Jangan Percaya Fiskal!

Sekalipun APBN terus membaik, penerimaan negara terus meningkat, jangan percaya fiskal bisa menjadi mesin ekonomi yang kuat yang bisa menggerakkan pertumbuhan secara sendirian.

Fiskal tidak cukup menggerakkan pertumbuhan ekonomi secara sendirian

Pemerintah berhasil meraup penerimaan negara melebihi target yang ditetapkan sepanjang tahun lalu.  Dari yang dipatok sekitar dua ribu enam ratus triliun rupiah, kemenkeu meraih dua ribu tujuh ratus triliun rupiah atau dalam persentase lima lewat seratus.

Pencapaian ini tentu membanggakan pemerintah lantaran sebelumnya mereka ragu kalau penerimaan tahun lalu bisa tumbuh dibandingkan tahun sebelumnya di tengah merosotnya harga komoditas di pasar global.

Nyaris semua pos penerimaan negara seperti Pajak Penghasilan (PPh) nonmiga , Pajak Pertambahan Nilai (PPN) dan Pajak Penjualan Atas Barang Mewah (PPnBM) , Pajak Bumi dan Bangunan (PBB), dividen BUMN, Penerimaan Negara Bukan pajak (PNBP), dan realsiasi hibah melampaui target, kecuali PPh Migas dan pendapatan dari kepabeanan dan cukai yang meleset.

Penerimaan negara melebihi target meningkatkan keyakinan bahwa ada ruang yang lebih luas bagi Anggaran Pendapatan dan Belanja Negara (APBN) atau fiskal di dalam menggerakkan ekonomi yang sedang dibutuhkan sekali di dalam mendorong pertumbuhan di atas enam persen pada tahun-tahun berikutnya agar Indonesia bisa lepas dari jerat negara berpendapatan menengah.

Euforia akan kemampuan fiskal dalam menggerakan perekonomian bisa melenakan dan melupakan peran sektor moneter dan sektor riil dalam meningkatkan pertumbuhan ekonomi.
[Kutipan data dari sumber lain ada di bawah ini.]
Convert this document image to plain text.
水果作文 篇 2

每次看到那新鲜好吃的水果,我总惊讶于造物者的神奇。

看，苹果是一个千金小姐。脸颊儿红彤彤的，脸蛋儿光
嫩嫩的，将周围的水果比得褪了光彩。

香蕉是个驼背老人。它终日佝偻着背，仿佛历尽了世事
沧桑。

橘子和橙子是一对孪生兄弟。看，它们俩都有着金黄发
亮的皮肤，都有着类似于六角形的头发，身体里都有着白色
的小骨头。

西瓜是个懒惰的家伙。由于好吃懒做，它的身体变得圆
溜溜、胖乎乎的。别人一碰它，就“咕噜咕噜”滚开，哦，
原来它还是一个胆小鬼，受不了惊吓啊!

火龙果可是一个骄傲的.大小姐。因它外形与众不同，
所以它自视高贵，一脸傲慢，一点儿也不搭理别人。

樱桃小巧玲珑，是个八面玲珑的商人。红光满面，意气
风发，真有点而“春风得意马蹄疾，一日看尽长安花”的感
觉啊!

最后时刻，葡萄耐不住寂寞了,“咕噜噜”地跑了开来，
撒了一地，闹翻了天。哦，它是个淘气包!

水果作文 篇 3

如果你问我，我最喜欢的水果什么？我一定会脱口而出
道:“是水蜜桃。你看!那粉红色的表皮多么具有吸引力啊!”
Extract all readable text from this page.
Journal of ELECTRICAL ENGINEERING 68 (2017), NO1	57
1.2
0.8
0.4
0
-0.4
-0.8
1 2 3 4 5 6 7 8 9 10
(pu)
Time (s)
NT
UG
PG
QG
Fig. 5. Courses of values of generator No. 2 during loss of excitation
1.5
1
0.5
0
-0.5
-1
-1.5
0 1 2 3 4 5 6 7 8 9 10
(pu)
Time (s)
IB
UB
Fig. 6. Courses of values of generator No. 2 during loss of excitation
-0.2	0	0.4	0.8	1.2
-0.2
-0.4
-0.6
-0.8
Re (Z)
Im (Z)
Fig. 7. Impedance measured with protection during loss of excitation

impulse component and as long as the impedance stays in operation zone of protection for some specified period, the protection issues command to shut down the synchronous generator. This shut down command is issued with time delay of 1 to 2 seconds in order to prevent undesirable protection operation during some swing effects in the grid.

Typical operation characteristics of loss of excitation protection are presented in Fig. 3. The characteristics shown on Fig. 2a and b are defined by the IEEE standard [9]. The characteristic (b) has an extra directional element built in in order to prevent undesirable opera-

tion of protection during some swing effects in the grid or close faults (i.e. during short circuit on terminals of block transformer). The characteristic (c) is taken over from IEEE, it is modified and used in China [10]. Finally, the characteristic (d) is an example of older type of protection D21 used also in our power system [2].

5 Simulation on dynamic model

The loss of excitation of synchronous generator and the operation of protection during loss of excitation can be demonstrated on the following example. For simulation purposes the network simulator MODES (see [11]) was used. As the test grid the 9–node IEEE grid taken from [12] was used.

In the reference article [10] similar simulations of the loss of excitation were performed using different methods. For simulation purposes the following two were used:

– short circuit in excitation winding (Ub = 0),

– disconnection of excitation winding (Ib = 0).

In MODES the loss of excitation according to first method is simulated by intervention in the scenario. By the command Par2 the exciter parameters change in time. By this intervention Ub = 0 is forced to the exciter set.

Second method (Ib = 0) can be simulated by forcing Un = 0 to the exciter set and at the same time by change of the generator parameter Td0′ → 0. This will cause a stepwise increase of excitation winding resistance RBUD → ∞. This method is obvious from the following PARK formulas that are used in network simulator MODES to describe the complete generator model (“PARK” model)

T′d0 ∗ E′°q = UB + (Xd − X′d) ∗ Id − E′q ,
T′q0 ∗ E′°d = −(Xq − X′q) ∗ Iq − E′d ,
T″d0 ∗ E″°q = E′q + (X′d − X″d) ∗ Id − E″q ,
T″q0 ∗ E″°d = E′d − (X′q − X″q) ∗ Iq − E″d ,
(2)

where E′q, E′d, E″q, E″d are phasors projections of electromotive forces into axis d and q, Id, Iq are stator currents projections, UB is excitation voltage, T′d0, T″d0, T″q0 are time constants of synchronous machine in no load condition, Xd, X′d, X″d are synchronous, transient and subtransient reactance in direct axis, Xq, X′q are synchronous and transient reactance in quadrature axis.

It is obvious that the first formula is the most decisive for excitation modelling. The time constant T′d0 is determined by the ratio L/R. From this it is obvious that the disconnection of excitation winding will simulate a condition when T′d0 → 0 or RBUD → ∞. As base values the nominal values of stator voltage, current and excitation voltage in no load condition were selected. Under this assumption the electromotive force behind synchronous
Harus disadari bahwa peran anggaran negara di dalam ekonomi hanya sekitar 30 persen. Sisanya masih harus mengemis kepada perbankan, investasi, pengeluaran rumah tangga, perdagangan dan lain-lain.

Ekonomi Indonesia banyak ditopang pertumbuhannya oleh sektor pengeluaran rumah tangga yang kontribusinya terhadap produk domestik bruto (PDB) cukup dominan. Namun belakangan nilainya berkurang. Ada perubahan pola konsumsi. Konsumen cenderung menahan konsumsinya sehingga nilai belanjanya mengecil.

Di sektor investasi, nilainya naik namun prosentasenya menurun dibandingkan periode sebelumnya. Industri pengolahan membaik namun belum mencapai target sebesar 20 persen, masih berada di level 18 persen dari PDB. Kontribusi beberapa industri pengolahan cenderung menurun sehingga tidak membantu meningkatkan kontribusi sektor tersebut secara keseluruhan.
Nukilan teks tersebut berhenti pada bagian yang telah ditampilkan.